Here is Sarah's enormous kiln ("Big Al") loaded up for a bisque fire. You can see the two Stormys and Sarah's two plaques, as well as an assortment of greenware. I believe this was the last bisque firing for these pieces before the glazing fire.

You can see the finished Storms here. And you can see Sarah's plaques here. I have more things to post - it was a busy week - but I fear this is already a long post to slog through so I'll save them for another time.

7 comments:

mel said...

It is sad that I have not laid eyes on Sarah in years, yet that trio of images is exactly how I remember her: a blur of energy, laughter, and wonderment.

Jen said...

Could you make a person any more eager to try to learn the clinky trades!? I am totally dying here! :D

Heather said...

Thanks sooooo much for sharing Leslie.....the pictures and comments were wonderful. What talent you all have. ~Heather

Heather A@desertnightcreations.com said...
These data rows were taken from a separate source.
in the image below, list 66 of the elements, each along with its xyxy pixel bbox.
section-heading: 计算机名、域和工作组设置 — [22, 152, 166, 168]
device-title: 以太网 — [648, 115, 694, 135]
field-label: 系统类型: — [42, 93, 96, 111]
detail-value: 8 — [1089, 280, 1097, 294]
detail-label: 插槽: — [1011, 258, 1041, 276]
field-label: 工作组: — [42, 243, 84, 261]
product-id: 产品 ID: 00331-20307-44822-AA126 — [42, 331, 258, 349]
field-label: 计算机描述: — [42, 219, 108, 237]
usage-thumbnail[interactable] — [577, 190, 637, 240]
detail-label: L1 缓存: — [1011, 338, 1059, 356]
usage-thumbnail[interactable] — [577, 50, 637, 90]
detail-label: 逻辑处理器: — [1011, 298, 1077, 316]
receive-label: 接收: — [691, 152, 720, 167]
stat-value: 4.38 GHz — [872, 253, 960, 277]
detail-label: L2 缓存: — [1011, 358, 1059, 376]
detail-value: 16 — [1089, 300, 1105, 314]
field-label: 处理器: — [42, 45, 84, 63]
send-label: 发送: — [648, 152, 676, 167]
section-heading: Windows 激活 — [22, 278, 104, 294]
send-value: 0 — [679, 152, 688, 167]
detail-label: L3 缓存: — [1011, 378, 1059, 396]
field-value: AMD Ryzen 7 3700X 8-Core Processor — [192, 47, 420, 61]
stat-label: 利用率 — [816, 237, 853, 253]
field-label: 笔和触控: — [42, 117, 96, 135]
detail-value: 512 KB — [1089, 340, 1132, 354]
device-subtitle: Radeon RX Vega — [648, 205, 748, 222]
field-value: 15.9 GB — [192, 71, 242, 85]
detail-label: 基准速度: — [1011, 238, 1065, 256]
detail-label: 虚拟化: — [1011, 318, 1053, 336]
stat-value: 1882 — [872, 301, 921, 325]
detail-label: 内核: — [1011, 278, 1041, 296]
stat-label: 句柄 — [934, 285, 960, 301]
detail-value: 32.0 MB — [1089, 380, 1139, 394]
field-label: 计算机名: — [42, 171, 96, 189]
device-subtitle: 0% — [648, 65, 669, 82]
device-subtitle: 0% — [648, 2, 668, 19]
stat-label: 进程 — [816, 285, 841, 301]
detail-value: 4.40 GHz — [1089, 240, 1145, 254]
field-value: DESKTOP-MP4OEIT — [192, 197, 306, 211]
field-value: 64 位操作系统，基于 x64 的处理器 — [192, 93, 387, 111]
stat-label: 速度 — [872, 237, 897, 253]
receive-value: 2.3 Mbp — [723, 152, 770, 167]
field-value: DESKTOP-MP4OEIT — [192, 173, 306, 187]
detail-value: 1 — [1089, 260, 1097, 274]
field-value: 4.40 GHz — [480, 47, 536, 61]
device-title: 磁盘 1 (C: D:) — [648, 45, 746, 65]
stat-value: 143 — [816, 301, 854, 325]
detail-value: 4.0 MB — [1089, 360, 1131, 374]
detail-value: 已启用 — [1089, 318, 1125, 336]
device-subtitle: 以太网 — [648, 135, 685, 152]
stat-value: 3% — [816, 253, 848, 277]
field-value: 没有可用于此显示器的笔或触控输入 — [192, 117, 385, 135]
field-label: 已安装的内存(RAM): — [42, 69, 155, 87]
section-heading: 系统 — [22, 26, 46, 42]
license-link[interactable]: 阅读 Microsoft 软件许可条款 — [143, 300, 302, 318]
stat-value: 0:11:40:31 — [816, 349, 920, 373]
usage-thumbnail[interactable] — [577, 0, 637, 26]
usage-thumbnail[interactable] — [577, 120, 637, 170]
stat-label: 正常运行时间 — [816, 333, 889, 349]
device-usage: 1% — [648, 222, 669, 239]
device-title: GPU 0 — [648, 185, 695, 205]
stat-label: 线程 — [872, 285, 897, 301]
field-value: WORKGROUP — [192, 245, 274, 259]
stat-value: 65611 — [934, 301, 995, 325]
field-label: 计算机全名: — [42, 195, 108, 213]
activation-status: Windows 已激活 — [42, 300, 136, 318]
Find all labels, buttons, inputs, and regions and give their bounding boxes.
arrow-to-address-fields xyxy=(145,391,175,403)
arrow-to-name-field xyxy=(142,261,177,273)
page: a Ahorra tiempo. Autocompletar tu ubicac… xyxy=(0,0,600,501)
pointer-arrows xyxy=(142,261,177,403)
Oh Mah Gawd! I would have loved to have been in that room with you wonderful, creative people! I'm Greeeeeen With envy!

Heather Abounader
www.desertnightcreations.com

Joanie said...

It was certainly crazy. My digestion is still working overtime to compensate.
You can see how BIG Sarah's kiln is... those two are trad. scale horses! We called it the Gaping Maw.
"FEEEEEDDDDDD MMMMEEEEEE"

We had to grip our Stormys by his leg that has tail swirling around it...and scritch until all hours. My arms ached for days. It was a pretty compressed time scale to get all of that scritching done it, but we did it by golly! Thanks to Chris the Bartender.

Lesli Kathman said...

Yes! Chris makes wonderful Grasshoppers and Mojitos, which oddly enough help a person continue to roan things at 2am.

Becky Turner said...

I am so jealous! Id have loved to be with a group of people as creative, artistic and knowledgeable as you guys! that looked like you all had so much fun too!. I hope someday to be able to have a small group get togather once a year too..it would be so fun..I also want to learn more about doing my work in clicky...
Im looking onto getting a kiln.. nothing as large as Saras.. maybe someday! hoe fun that would be I just have no room here right now. LOVED the shiny Stormys!!! wow!!!